We went behind the barn where he went about instructing me on how to set up a plank of wood with a groove in it. He had me tie a shoelace to both ends of a bowed stick. Then I put hay in the middle of the plank and stuck a stick in the groove of the wood and spun it using the stick with the shoelace tied to both ends. After a few minutes, a small plume of smoke rose from the hay and an orange glow grew in the center. Jamie said, “There you go. Finally. A fire.”
I was impressed. I’d forgotten he’d been a scout and knew about survival tactics. Maybe the Boy Scouts weren’t so lame after all.
I gathered hay and made the fire bigger, then put planks from the barn down so we could sit without getting wet. I also made a litter from the boards to lie down on. We were pretty efficient, he and I. Survivors. We could have gone on that television show on an island in the middle of nowhere and lived happily ever after.

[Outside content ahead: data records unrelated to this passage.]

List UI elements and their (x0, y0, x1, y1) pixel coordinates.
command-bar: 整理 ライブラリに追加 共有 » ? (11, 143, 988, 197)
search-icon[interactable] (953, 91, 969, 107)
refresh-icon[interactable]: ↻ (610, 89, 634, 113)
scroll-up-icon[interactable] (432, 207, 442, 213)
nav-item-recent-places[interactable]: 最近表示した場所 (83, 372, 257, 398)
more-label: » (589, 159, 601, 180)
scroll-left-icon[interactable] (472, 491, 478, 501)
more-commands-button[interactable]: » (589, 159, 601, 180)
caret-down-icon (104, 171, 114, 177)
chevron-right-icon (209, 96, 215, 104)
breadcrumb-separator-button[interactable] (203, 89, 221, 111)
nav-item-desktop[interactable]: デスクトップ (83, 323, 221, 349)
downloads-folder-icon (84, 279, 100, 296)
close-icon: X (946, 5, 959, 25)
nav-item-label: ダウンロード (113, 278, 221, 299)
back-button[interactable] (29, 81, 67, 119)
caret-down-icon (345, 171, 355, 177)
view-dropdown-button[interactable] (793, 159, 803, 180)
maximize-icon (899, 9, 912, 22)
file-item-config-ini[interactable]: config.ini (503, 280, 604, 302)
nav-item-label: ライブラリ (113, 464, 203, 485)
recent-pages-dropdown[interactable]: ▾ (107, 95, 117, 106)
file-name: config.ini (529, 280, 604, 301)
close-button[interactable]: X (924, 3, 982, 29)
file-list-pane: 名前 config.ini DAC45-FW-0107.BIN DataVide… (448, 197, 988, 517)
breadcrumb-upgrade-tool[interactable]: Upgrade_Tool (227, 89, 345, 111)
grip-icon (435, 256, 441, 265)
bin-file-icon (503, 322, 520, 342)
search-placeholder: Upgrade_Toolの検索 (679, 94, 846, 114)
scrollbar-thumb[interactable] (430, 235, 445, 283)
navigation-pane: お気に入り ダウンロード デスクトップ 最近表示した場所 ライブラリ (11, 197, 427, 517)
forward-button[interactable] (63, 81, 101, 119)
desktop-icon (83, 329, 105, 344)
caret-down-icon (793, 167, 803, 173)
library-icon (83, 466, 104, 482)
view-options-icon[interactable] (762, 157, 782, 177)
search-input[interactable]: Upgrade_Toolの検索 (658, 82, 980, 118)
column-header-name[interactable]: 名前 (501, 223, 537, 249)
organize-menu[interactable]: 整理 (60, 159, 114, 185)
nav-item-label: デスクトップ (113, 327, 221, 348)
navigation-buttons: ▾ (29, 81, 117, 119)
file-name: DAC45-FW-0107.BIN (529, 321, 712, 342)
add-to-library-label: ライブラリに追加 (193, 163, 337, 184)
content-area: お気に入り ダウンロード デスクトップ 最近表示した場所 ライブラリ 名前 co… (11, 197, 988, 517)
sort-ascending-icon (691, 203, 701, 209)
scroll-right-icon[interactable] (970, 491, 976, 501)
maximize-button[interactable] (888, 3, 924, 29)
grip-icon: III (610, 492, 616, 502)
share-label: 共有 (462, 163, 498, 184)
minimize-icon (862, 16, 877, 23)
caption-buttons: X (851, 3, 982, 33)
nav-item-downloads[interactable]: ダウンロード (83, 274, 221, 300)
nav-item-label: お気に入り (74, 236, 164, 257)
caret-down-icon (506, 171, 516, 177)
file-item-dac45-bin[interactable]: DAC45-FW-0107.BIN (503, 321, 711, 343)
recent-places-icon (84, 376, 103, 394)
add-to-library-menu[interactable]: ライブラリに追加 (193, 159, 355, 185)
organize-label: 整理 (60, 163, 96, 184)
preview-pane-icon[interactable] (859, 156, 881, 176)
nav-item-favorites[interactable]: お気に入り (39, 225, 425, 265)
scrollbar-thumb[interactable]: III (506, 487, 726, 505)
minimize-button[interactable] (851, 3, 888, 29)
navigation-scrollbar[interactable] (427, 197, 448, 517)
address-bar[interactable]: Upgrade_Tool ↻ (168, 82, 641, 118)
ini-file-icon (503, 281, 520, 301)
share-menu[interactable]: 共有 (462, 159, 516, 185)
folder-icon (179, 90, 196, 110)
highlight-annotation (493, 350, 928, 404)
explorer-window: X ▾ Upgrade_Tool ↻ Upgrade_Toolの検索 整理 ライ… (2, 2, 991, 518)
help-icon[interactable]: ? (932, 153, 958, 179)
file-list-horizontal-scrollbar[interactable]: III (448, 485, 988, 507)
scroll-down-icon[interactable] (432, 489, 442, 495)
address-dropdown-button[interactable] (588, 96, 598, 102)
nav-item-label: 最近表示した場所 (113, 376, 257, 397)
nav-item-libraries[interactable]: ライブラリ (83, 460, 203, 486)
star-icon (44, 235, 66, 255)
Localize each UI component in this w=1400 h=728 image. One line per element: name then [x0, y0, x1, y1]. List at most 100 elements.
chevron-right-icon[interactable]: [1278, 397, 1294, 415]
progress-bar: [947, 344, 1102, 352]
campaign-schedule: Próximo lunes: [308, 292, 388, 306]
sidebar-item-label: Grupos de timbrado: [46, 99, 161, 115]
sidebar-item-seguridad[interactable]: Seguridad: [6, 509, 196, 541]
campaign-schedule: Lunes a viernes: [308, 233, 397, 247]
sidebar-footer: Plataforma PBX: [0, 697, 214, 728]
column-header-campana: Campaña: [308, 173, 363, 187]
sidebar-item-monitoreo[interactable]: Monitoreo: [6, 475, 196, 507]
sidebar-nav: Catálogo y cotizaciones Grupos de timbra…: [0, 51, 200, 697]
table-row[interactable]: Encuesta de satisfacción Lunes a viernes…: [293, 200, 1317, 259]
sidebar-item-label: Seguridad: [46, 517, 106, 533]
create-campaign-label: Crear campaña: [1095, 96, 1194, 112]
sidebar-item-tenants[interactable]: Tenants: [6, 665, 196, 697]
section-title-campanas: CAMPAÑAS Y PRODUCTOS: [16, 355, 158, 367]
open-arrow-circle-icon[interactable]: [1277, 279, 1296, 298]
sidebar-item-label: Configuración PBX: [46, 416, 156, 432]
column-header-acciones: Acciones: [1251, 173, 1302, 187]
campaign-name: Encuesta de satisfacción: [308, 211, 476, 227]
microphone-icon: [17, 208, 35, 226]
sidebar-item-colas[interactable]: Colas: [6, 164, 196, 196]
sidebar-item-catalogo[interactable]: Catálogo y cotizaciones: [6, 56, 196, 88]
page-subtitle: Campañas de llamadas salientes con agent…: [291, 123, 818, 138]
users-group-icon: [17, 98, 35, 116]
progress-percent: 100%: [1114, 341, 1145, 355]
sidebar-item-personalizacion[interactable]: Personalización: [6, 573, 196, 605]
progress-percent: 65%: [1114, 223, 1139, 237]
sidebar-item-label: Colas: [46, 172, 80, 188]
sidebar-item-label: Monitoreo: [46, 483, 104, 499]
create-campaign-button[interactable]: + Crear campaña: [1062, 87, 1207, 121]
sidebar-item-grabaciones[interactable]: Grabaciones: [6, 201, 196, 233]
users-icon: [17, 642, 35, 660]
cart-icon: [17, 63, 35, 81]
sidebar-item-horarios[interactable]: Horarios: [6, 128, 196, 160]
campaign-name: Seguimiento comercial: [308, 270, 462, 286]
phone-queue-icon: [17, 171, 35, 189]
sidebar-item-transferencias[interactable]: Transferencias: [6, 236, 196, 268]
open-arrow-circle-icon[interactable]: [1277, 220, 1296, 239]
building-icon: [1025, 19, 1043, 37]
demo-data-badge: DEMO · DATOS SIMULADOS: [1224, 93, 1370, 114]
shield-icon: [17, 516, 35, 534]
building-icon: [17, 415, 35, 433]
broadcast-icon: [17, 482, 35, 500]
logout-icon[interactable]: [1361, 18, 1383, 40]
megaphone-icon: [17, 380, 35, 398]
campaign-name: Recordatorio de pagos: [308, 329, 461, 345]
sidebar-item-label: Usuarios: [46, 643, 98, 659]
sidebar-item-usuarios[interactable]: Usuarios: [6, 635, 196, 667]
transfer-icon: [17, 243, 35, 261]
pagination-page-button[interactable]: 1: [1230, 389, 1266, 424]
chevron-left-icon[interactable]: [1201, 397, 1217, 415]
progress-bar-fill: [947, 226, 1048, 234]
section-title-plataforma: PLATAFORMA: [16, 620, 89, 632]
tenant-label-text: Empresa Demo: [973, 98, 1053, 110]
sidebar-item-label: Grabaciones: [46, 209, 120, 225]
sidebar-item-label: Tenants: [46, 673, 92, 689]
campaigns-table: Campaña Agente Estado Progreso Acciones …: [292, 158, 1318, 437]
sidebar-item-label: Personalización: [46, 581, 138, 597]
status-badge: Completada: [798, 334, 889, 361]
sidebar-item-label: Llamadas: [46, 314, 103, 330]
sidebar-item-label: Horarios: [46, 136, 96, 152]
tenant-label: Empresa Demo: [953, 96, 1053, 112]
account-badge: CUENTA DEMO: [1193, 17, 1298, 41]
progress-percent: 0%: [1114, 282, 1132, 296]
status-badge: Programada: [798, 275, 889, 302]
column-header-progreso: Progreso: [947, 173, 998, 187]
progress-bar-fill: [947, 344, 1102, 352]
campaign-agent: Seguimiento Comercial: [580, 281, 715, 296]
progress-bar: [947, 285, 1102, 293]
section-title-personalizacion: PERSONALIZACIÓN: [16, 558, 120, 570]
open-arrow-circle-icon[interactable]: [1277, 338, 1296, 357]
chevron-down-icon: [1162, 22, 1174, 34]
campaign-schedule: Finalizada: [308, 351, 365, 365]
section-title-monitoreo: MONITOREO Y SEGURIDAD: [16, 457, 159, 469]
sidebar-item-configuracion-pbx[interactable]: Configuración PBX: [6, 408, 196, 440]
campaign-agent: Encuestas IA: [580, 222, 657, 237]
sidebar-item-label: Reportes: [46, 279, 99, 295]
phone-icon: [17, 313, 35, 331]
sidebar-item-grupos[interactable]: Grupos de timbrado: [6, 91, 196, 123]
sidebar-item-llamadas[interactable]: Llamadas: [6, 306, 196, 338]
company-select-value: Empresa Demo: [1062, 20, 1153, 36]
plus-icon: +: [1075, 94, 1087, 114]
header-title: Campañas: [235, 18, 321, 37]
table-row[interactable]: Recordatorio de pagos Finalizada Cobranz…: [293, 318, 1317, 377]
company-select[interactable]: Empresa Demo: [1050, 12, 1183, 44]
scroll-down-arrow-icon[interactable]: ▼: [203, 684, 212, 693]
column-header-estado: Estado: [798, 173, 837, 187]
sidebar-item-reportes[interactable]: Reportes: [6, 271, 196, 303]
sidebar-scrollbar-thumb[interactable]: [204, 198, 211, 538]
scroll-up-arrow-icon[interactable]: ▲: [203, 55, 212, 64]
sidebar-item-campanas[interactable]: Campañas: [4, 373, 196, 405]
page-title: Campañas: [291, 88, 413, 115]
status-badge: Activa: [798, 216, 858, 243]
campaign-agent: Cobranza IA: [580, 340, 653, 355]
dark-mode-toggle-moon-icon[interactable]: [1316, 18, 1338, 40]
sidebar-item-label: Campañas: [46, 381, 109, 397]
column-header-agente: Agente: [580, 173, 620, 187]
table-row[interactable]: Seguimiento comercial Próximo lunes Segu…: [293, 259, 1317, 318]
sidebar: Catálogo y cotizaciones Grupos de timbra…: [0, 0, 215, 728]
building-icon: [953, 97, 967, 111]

Or as happily ever after as you can be when you’re dead.
After we’d spent an hour or so trying to make the place comfortable, Frances wandered back to join us. Jamie sat on one side of the fire, I stretched out with my blanket on the litter, and Frances looked back and forth between us, smirking like a cat. “Playing house, are we?” she said, sitting down beside Jamie.